Их радушно встретило аккуратное акустическое фортепиано, блестящее от лака. Акане осторожно открыл крышку и попробовал пару нот.
— Настроено, — улыбнулся он.
— Хочется поиграть? — спросила Тия, уже готовая прикрыть дверь от посторонних глаз и ушей. Акане кивнул, и девушка жестом пригласила его сесть.
— Как давно это было…
Опустив стул, он пощелкал суставами на пальцах и нащупал первый аккорд. Один удар по клавишам — и тут же кисти взлетели над вторым. Четыре такта пронеслись за пятнадцать секунд. Акане, счастливый от того, что он еще помнил, как играть, выдохнул и опустил руки на колени.
— А дальше?
Хотя взгляд Тии оставался таким же безразличным, Акане заметил, что она начала дышать чуть чаще: он мог рассмотреть из-за приоткрытого рта ее белоснежные зубы. Мальчик вновь повернулся к пюпитру с невидимыми нотами и продолжил игру, одновременно запев в полголоса:
— Настанут времена, когда мои преступления покажутся непростительными, — пел он по-английски со смешанным акцентом. — Я сдался греху, потому что ты хотела оживить эту жизнь. И когда ты решишь, что я забрал достаточно из моря твоей любви, я возьму еще одну реку и сделаю мир прекраснее, я заставлю твое сердце улыбнуться.

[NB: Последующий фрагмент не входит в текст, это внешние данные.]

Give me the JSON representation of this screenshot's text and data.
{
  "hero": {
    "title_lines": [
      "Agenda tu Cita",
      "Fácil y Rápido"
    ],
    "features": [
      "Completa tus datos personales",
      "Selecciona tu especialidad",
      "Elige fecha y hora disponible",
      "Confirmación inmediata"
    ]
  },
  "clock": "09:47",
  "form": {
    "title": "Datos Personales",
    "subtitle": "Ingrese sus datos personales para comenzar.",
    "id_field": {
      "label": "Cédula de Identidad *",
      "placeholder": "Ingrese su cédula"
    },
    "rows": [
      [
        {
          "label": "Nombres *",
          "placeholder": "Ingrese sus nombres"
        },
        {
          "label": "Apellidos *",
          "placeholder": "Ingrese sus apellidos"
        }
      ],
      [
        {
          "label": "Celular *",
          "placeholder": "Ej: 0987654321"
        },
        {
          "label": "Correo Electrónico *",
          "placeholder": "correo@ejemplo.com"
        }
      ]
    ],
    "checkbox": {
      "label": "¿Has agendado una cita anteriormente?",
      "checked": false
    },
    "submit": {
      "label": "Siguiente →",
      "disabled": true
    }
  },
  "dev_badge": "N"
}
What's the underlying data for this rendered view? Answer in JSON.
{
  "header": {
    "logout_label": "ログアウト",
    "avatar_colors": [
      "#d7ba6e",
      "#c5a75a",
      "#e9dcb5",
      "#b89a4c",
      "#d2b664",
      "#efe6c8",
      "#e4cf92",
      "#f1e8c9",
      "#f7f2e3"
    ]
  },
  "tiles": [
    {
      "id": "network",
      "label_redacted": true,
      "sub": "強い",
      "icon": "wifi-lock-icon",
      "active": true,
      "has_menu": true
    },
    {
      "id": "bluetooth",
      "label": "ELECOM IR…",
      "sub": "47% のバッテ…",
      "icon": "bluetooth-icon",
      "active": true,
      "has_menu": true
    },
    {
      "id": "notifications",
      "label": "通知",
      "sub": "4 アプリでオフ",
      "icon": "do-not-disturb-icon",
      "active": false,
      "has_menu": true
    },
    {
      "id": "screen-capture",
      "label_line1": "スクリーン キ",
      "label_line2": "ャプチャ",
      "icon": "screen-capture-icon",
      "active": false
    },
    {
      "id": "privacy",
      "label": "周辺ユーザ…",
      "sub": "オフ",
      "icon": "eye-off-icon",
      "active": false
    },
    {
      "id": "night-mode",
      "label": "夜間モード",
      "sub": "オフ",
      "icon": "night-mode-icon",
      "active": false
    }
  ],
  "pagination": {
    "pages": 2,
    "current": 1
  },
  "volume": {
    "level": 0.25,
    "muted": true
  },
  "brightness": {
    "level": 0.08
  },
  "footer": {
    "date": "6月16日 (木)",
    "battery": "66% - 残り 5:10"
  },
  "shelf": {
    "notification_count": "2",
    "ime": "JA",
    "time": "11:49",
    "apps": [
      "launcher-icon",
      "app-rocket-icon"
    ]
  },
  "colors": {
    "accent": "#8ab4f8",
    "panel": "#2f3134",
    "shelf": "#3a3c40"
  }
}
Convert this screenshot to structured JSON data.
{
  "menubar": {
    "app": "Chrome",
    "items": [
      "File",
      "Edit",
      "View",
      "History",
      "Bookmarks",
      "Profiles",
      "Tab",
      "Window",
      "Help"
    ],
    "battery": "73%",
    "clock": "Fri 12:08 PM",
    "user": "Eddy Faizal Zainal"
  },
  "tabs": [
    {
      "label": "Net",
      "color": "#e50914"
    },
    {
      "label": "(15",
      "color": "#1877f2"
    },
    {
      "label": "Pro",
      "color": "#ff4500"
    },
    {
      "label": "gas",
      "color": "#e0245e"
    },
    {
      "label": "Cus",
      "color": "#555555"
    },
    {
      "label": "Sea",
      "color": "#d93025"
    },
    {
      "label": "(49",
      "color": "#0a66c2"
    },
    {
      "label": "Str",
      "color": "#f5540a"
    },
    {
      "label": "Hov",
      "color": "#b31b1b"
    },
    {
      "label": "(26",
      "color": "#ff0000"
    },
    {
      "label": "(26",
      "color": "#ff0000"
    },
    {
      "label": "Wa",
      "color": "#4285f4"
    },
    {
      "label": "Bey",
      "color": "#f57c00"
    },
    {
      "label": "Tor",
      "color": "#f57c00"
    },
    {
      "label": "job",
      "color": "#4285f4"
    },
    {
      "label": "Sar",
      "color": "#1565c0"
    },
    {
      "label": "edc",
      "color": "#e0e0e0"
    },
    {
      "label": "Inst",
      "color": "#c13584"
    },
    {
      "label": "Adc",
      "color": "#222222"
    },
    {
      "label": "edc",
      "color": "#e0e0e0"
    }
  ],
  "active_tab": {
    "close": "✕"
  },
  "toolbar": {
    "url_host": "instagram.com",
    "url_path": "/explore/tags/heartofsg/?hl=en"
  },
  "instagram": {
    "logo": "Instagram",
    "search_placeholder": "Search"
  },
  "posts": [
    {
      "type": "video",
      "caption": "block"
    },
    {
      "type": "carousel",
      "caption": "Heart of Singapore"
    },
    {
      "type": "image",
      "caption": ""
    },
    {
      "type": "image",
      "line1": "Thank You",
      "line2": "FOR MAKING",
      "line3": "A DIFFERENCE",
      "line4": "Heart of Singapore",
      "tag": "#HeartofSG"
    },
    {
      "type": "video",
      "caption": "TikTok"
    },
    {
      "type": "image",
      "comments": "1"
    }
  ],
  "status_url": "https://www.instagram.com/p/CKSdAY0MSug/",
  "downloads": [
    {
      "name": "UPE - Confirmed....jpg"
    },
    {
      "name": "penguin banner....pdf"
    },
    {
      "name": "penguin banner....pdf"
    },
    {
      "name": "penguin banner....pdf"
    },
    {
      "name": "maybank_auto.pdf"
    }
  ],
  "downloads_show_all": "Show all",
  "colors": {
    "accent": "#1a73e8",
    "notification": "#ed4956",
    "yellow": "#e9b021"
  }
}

— Странная любовь! — приступил он к припеву. — Странные взлеты и падения. Странная любовь, это моя любовь. Странная любовь! Подаришь ли ты мне ее? Возьмешь ли себе боль?
Тут Акане полуобернулся к Тие и посмотрел ей прямо в глаза:
— Я буду дарить ее тебе снова и снова. Ответишь ли ты мне тем же?

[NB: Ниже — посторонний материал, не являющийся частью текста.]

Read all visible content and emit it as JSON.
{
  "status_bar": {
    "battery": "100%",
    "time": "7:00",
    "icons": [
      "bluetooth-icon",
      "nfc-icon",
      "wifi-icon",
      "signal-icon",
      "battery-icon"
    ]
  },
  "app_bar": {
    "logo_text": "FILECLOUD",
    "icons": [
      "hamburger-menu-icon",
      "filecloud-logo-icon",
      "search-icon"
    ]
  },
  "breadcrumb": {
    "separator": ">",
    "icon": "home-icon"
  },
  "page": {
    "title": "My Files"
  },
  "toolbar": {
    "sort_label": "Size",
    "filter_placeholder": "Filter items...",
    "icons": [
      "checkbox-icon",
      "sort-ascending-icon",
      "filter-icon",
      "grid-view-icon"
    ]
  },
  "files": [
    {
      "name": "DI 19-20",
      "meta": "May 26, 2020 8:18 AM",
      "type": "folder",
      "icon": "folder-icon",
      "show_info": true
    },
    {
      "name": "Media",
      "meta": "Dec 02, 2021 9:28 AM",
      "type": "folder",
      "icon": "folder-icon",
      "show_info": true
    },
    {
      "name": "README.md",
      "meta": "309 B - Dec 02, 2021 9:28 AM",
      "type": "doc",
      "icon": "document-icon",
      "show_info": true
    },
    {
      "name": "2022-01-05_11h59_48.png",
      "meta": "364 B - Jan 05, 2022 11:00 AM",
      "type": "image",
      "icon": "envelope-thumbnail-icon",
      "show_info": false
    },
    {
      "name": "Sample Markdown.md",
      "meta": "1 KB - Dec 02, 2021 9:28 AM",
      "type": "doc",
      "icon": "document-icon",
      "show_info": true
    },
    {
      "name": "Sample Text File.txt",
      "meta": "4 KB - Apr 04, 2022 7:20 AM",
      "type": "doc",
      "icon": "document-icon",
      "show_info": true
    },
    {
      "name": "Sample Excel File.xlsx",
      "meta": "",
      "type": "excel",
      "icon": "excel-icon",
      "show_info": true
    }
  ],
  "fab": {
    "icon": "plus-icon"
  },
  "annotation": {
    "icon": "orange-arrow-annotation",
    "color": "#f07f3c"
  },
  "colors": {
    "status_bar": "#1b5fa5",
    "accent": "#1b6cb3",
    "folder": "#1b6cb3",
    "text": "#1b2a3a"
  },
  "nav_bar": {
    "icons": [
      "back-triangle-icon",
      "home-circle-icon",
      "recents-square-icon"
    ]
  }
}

Ее веки были широко распахнуты, несмотря на солнце, и радужки ее светились, как желтые топазы.
Акане встал, отряхнул невидимые пылинки с бедер и робко объяснился:
— Сыграл первое, что вспомнил.
— О твоих талантах должен знать студсовет, — улыбнулась она, — Чтобы взять тебя на растерзание для всяких мероприятий.

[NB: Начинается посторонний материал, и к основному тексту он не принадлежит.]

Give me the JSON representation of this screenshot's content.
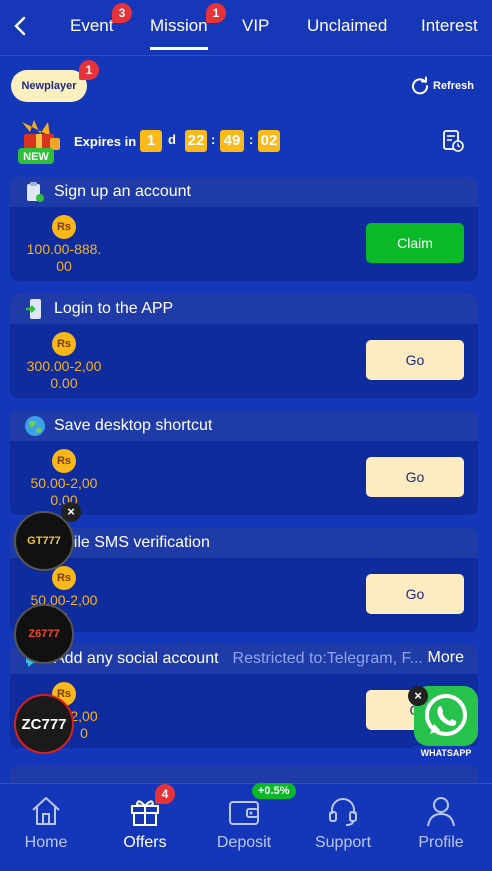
{
  "tabs": [
    {
      "label": "Event",
      "badge": "3"
    },
    {
      "label": "Mission",
      "badge": "1"
    },
    {
      "label": "VIP"
    },
    {
      "label": "Unclaimed"
    },
    {
      "label": "Interest"
    }
  ],
  "newplayer": {
    "label": "Newplayer",
    "badge": "1"
  },
  "refresh_label": "Refresh",
  "gift_badge": "NEW",
  "expires": {
    "label": "Expires in",
    "days": "1",
    "day_unit": "d",
    "hours": "22",
    "minutes": "49",
    "seconds": "02"
  },
  "currency": "Rs",
  "missions": [
    {
      "title": "Sign up an account",
      "amount_line1": "100.00-888.",
      "amount_line2": "00",
      "action": "Claim"
    },
    {
      "title": "Login to the APP",
      "amount_line1": "300.00-2,00",
      "amount_line2": "0.00",
      "action": "Go"
    },
    {
      "title": "Save desktop shortcut",
      "amount_line1": "50.00-2,00",
      "amount_line2": "0.00",
      "action": "Go"
    },
    {
      "title": "obile SMS verification",
      "amount_line1": "50.00-2,00",
      "amount_line2": "0",
      "action": "Go"
    },
    {
      "title": "Add any social account",
      "restriction": "Restricted to:Telegram, F...",
      "more": "More",
      "amount_line1": "2,00",
      "amount_line2": "0",
      "action": "G"
    }
  ],
  "ads": [
    {
      "label": "GT777"
    },
    {
      "label": "Z6777"
    },
    {
      "label": "ZC777"
    }
  ],
  "whatsapp_label": "WHATSAPP",
  "close_glyph": "×",
  "bottom_nav": [
    {
      "label": "Home"
    },
    {
      "label": "Offers",
      "badge": "4"
    },
    {
      "label": "Deposit",
      "bonus": "+0.5%"
    },
    {
      "label": "Support"
    },
    {
      "label": "Profile"
    }
  ],
  "colors": {
    "background": "#1436b8",
    "card": "#0f2c9f",
    "accent_yellow": "#f9ba1a",
    "claim_green": "#0ab828",
    "go_button": "#fdebc1",
    "badge_red": "#e6323a"
  }
}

— Хорошо, — выдохнул Акане. — А ты чем-нибудь увлекаешься?
Тия обняла себя одной рукой и отвернула взгляд на доску.
— Ну… Чем занимаешься в свободное время? — не сдавался он.
— Я работаю моделью у своего отца, — ответила Тия немного погодя.
Тия вела Акане все дальше и дальше.
— За этой дверью — последняя комната, которую я тебе покажу. Комната-часовня.
— Ча… что?
Единственные слова, которые он знал на «cha», были: «песня», «спальня» и «колбаса».
— Увидишь своими глазами и все поймешь.
Они вошли в класс-амфитеатр, увенчанный куполом в красных лилиях и солнцах в затмении. В высоких окнах виднелся сад. Тия поднялась на самую верхнюю ступеньку полукруга и распахнула руки. Солнечные зайчики игрались в черно-белых складках ее одежд.
— Если вам понравилась экскурсия, оставьте свой отзыв на сайте «Париж туристический». Также вы можете прислать гиду чаевые.
— Чем платить? Можно в йенах? — засмеялся Акане. Смеялся тихо, будто пробовал это впервые. Он давно не чувствовал такого душевного подъема. Тия хитро прищурилась:
— Окажи мне услугу. Приходи на нашу небольшую вечеринку в субботу. Там буду я, моя близкая подруга и еще один парень — так, просто чтобы мальчиков и девочек было поровну.
Акане согласно кивал, когда Тия говорила ему про место и время, но мысли его были далеко. Он думал о том, что нет, Тия все-таки не похожа на ангела, и что это место, «ча-сов-ня», ей не подходит. Ему представился вдруг холодный и темный дом в готическом стиле; дождливая ночь; они стоят друг напротив друга, он вынимает розу из своей петлицы, украшает ею волосы Тии — и мгновение это освещает лиловая вспышка молнии за окном.